Ma le inesattezze giuridiche e gli entusiasmi superficiali sono ottimi compagni e così la notizia viene data con un comunicato che tenta malamente di celare quali sono i veri fini della manovra. Eppure i festeggiamenti iniziali sono già stati abbandonati se si pensa che Giorgia Meloni ha subito precisato che qualunque sarà l’esito di questa riforma, essa non avrà alcuna conseguenza sulla sua carica e lei rimarrà.
È scaltra Meloni e, memore della brutta esperienza di Renzi, non ha dimenticato di presentarsi come salvatrice e protettrice del popolo. Lei rimarrà perché questa riforma non le serve mica, serve agli italiani, e così, consapevole delle difficoltà che il disegno di legge incontrerà nell’iter di approvazione, già anticipa che si arriverà a un referendum.
La Costituzione è infatti caratterizzata dalla cosiddetta rigidità, ossia non può essere modificata né integrata né abrogata in alcuna sua parte senza una procedura aggravata, vale a dire più complessa di quella ordinaria.
L’articolo 138, in particolare, prevede per la legge di revisione costituzionale un’approvazione con due deliberazioni successive, a distanza di tre mesi, da parte di ciascuna Camera, a maggioranza assoluta, quindi calcolata sul totale dei parlamentari e non dei votanti. Solo se la legge è approvata dai due terzi dei componenti delle Camere, ipotesi assai remota in questo caso, non si dà luogo al successivo referendum popolare su richiesta di un quinto dei membri della Camera, cinquecentomila elettori o cinque consigli regionali. Solo con l’approvazione della maggioranza dei voti validi la legge viene infine promulgata.
Lo scopo di una Costituzione rigida è innanzitutto quello di preservare i valori fondanti scelti dai padri costituenti e soprattutto evitare che quelli che sono i principi cardine del nostro ordinamento possano essere sconvolti con una procedura che può risultare agevole come quella legislativa ordinaria.
L’elezione diretta del Presidente del Consiglio, contestuale alle votazioni con cui vengono scelti i parlamentari (lo stesso Presidente è necessariamente un parlamentare) avrebbe chiaramente fortissime ripercussioni sull’attuale legge elettorale: il decreto approvato dal governo, infatti, dispone che l’elezione del Premier comporti automaticamente il 55% dei seggi in Parlamento.
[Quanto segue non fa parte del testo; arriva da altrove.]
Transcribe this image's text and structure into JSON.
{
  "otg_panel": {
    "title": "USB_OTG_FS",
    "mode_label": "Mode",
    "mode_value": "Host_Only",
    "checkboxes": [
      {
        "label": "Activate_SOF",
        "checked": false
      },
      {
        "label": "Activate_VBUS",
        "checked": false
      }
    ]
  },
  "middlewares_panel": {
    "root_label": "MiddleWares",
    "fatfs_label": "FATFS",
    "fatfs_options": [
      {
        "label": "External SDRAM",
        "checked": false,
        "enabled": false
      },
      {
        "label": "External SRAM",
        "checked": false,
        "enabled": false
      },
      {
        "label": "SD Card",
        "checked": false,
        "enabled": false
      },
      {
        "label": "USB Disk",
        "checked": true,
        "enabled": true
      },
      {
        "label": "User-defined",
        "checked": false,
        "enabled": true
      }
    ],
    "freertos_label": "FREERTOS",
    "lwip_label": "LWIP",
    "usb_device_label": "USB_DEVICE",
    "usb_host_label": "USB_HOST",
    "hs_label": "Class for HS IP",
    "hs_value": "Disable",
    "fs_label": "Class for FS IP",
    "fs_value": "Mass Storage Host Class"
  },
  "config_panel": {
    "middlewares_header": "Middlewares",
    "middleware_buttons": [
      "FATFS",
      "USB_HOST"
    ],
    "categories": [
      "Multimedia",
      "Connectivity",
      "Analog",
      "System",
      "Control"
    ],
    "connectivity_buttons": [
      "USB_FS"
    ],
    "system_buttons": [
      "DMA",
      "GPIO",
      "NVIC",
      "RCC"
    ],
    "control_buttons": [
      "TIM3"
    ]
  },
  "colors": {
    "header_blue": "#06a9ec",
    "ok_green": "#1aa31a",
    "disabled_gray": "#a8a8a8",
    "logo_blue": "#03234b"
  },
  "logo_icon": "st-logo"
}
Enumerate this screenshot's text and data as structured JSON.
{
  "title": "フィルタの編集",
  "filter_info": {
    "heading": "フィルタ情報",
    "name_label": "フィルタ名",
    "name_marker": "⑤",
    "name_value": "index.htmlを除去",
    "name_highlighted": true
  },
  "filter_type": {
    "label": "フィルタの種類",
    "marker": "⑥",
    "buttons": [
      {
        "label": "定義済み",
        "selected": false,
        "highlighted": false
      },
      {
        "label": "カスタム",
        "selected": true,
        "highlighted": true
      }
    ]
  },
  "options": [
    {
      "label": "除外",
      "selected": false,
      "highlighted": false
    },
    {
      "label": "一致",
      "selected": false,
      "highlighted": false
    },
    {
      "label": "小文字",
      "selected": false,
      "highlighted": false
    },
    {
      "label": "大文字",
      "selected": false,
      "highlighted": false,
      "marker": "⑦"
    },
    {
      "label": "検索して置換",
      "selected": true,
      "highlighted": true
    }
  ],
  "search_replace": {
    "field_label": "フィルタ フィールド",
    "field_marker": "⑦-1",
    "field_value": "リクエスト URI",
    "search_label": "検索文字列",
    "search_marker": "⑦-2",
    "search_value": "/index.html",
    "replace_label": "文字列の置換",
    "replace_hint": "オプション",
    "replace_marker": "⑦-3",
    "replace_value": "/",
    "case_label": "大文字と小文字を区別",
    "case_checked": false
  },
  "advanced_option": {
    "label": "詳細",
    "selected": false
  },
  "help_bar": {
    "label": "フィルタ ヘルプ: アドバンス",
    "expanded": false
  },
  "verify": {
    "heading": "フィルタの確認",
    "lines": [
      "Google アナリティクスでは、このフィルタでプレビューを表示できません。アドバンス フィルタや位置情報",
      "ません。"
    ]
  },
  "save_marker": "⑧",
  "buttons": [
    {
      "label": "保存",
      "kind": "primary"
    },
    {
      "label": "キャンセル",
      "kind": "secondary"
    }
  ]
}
Si dovrebbe quindi superare il Rosatellum – e sappiamo quanto sia stato difficile in questi anni proporre modifiche al sistema elettorale – e prevedere un premio di maggioranza, ipotesi verso cui in più occasioni si è mostrata contraria la Corte Costituzionale.
Ciò pone in ogni caso una serie di questioni, a cominciare dalla soglia cui collegare il premio, lo svolgimento di un eventuale ballottaggio, la modalità di scelta dei parlamentari, in particolare a livello circoscrizionale.
I rischi collegati a una simile riforma sarebbero molteplici, a cominciare dall’attacco alla separazione tra i poteri: la commistione tra potere politico-esecutivo e quello legislativo permetterebbe a una percentuale del Paese di accentrare presso di sé tutte le decisioni e i poteri, oscurando ancor di più le minoranze, già bistrattate, che non potrebbero essere tutelate neppure dal ruolo di garante del Capo dello Stato, di fatto svuotato.
La riforma costituzionale è attualmente lontana dall’approvazione, ma bisogna tenere ben presenti quali sarebbero le eventuali conseguenze che si prospettano, soprattutto nel caso in cui fossimo chiamati a esprimerci con un referendum, e che non sono altro che l’ennesima manifestazione di una volontà del governo di accentrare il potere nelle proprie mani e minare la democrazia.